Les alliés de Washington au sein de l’alliance atlantique mesurent à quel point l’échec a été cuisant en Afghanistan. Après vingt ans de guerre, seule Angela Merkel, chancelière allemande, reconnait la défaite de l’OTAN alors que Joe Biden, actuel locataire de la Maison Blanche, justifie le retrait US par le désir américain de ne pas faire la guerre à la place des Afghans. A Paris, le Président français se soucie du danger terroriste. A Moscou qui se prépare à endiguer tout danger, c’est l’expectative alors qu’à Pékin, l’establishment chinois entend normaliser ses relations avec le nouveau pouvoir. Du côté de Téhéran, la défaite US représenterait une « opportunité » pour la paix dans la région… Les yeux restent braqués sur un pays livré aux Taliban, le retour des islamistes au pouvoir à Kaboul nourrissant moult inquiétudes.

Ashraf Ghani, Président afghan qui a fui Kaboul dimanche, livrant le palais présidentiel aux insurgés talibans qui ont renversé son gouvernement en quelques semaines seulement, a justifié sa capitulation en déclarant vouloir éviter un bain de sang. Si la situation est confuse quant à la suite des événements, les Taliban n’ont toujours pas établi de feuille de route politique assurant plus de visibilité et de lisibilité dans leur démarche, il n’en reste pas moins que ses leaders ont annoncé la couleur en proclamant haut et fort leur volonté de disposer de tout le pouvoir, c’est-à-dire sans partage. La communauté internationale suit de près l’évolution dans ce pays « stratégique » qui pourrait menacer la stabilité régionale, voire au-delà. A l’ONU, Antonio Guterres, secrétaire général, est inquiet au regard des exactions rapportées et imputées aux Taliban. Mais nul ne blâme l’Empire US qui a décidé, après deux ans de négociations avec les insurgés à Doha, de livrer le pays à son sort après une occupation de 20 ans. Ni la démocratie ne s’est enracinée dans ce pays asiatique et musulman, ni la prospérité n’a été au rendez-vous. Tout au plus évoque-t-on les dérives d’un pouvoir vassalisé et corrompu jusqu’à l’os.
Pour l’heure, la Russie a annoncé qu’elle conserverait une présence diplomatique à Kaboul et espère développer des liens avec les Taliban, même si elle affirme ne pas vouloir les reconnaître tout de suite comme les dirigeants du pays et qu’elle observera de près leur comportement.
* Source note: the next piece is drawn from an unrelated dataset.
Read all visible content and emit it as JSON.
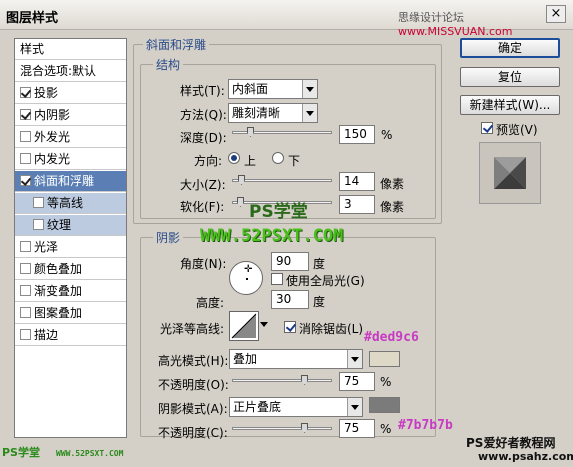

Les craintes de Moscou se justifient à l’aune des dérives sécuritaires que le nouveau pouvoir installé à Kaboul pourrait générer au niveau de son voisinage immédiat. Ce n’est pas pour rien, d’ailleurs, que les Russes ont renforcé leur présence militaire au niveau de leurs confins méridionaux. Revenant sur l’effondrement du régime, Nikita Ishchenko, porte-parole de l’ambassade russe à Kaboul, a souligné que « la façon dont Ghani a fui l’Afghanistan parle d’elle-même. Quatre voitures étaient remplies d’argent, ils ont essayé de cacher une autre partie dans un hélicoptère, mais tout ne rentrait pas. Une partie de l’argent est donc restée sur le tarmac », a-t-il expliqué à l’agence russe selon RIA.
Pour les pays limitrophes de l’Afghanistan, l’affaire est loin d’être limpide. En Iran, pays avec lequel l’Afghanistan partage quelque 900 km de frontières, le président Ebrahim Raïssi a estimé lundi que « la défaite » des Etats-Unis en Afghanistan, où les talibans ont repris le pouvoir, devait se transformer en une « opportunité de paix ». Et de préciser que « la défaite militaire et le départ des Etats-Unis d’Afghanistan doit se transformer en opportunité pour établir la sécurité et une paix durable dans ce pays » tout en affirmant que Téhéran « tenait aux relations de bon voisinage avec l’Afghanistan », selon un communiqué officiel publié sur le site de la présidence.
De son côté, la Chine, qui partage 76 km de frontière avec l’Afghanistan, a indiqué lundi qu’elle souhaitait des « relations amicales » avec les Taliban. Pékin « respecte le droit du peuple afghan à décider de son propre destin et de son avenir », a affirmé devant la presse une porte-parole de la diplomatie chinoise, Hua Chunying. « Les talibans ont indiqué à plusieurs reprises leur espoir de développer de bonnes relations avec la Chine », a ajouté la diplomate chinoise qui a précisé que l’ambassade de Chine à Kaboul « continue de fonctionner normalement ».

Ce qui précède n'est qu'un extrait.